Внутри часовни царит полумрак. Все ее убранство состоит из большого рубленого креста прямо перед входом.
Неизвестно, сколько времени братья прожили вместе на Маковце. Вероятно, не более чем год-полтора. Однако ясно другое: все это время Варфоломей был «под началом» у брата. Именно это обстоятельство имел в виду Стефан, когда через несколько лет, вернувшись на Маковец, стал требовать от монахов Троицкого монастыря повиновения себе, восклицая: «Кто есть игумен на месте сем: не аз ли прежде седох на месте сем?»(9, 370).
Уход Стефана в Москву Житие Сергия рисует как бегство перед трудностями пустынной жизни. Вероятно, в этом только малая часть правды. Главное же заключалось в том, что Стефан искал возможности учить, находясь среди людей. Отшельническое житие на Маковце было для него не конечной целью, а лишь ступенью на пути укрепления духа. После Маковца он пришел в Москву не как безвестный монах из мирского Хотьковского монастыря, а как отшельник, закаливший дух в борьбе с демонами пустыни. Таков был путь самого Иисуса: после сорокадневного искушения дьяволом в пустыне он вернулся к людям «в силе духа»(Лука, 4, 14).
Если признать, что братья пришли на Маковец в 1337 году, то уход Стефана следует отнести к 1338–1339 годам. С этого времени началось одинокое подвижничество Варфоломея.
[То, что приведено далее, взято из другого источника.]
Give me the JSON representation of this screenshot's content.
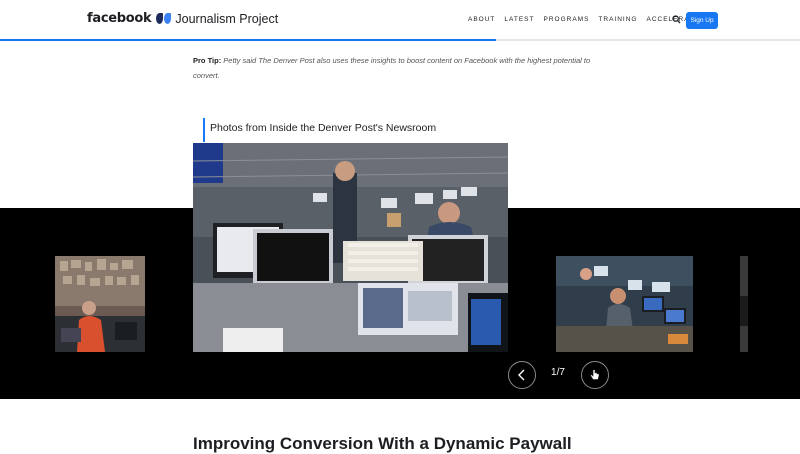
{
  "header": {
    "logo_brand": "facebook",
    "logo_product": "Journalism Project",
    "nav": [
      "ABOUT",
      "LATEST",
      "PROGRAMS",
      "TRAINING",
      "ACCELERATOR"
    ],
    "signup_label": "Sign Up",
    "accent": "#1877f2",
    "read_progress": 0.62
  },
  "protip": {
    "label": "Pro Tip:",
    "text": "Petty said The Denver Post also uses these insights to boost content on Facebook with the highest potential to convert."
  },
  "gallery": {
    "title": "Photos from Inside the Denver Post's Newsroom",
    "counter": "1/7"
  },
  "section": {
    "heading": "Improving Conversion With a Dynamic Paywall"
  }
}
«Молчание — стихия, в которой формируются великие вещи», — говорил Карлейль. После ухода Стефана Варфоломей с головой погрузился в эту невидимую стихию. Его окружило таинственное безмолвие природы. Оно очищало душу от шелухи повседневности, возносило ее к небесам. Перед мысленным взором юноши вставали образы Иисуса и «ангела пустыни» Иоанна Предтечи. Окутанный тишиной уснувшего леса, он учился ходить по стопам великих учителей человечества…
В первые годы на Маковце Варфоломей познал не только сладость, но и горечь одиночества. Автор Жития, знавший цену подлинного пустынножительства, говорит о его трудностях точно и выразительно — «житие скорбно, житие жестко, отовсюду теснота, отовсюду недостатки… Что помяни — того несть»(9, 296, 306).Но и в этой неустроенности обихода Варфоломей находил радость сопричастности великому: ведь и Сын Человеческий не имел «где приклонить голову»(Лука, 9, 58).
Изведал ли он страх одинокой кончины среди молчаливого леса? Хотелось ли ему услышать человеческий голос, увидеть лица людей? Можно с уверенностью сказать лишь одно: как и всякий человек, он нуждался в понимании и поддержке, дружеском участии и сострадании. «Двоим лучше, нежели одному; потому что у них есть доброе вознаграждение в труде их: ибо если упадет один, то другой поднимет товарища своего. Но горе одному, когда упадет, а другого нет, который поднял бы его»(Екклесиаст, 4, 9—10).
Одиночество таило в себе и духовную опасность, о которой предупреждали еще отцы церкви. Удалившись от всякого общения, пустынник, исполняя заповедь любви к Богу, был лишен возможности исполнить вторую — любви к ближнему. «В чем покажет смиренномудрие (отшельник. —Н. Б.),не имея человека, пред которым бы мог доказать, что смиреннее его? В чем покажет сердоболие, будучи отделен от общения со многими? Как будет упражнять себя в долготерпении, когда нет противящегося его мнениям? Если кто скажет, что в усовершении нравов довольствуется он изучением Божественных Писаний, то поступит он подобно тому, кто учится строить и никогда не строит, обучился искусству ковать, но не хочет приложить уроков к делу»(38, 118).
Знал ли Варфоломей это суждение Василия Кесарийского? Вполне возможно, что знал. Во всяком случае, он не мог избежать высказанных Василием мыслей.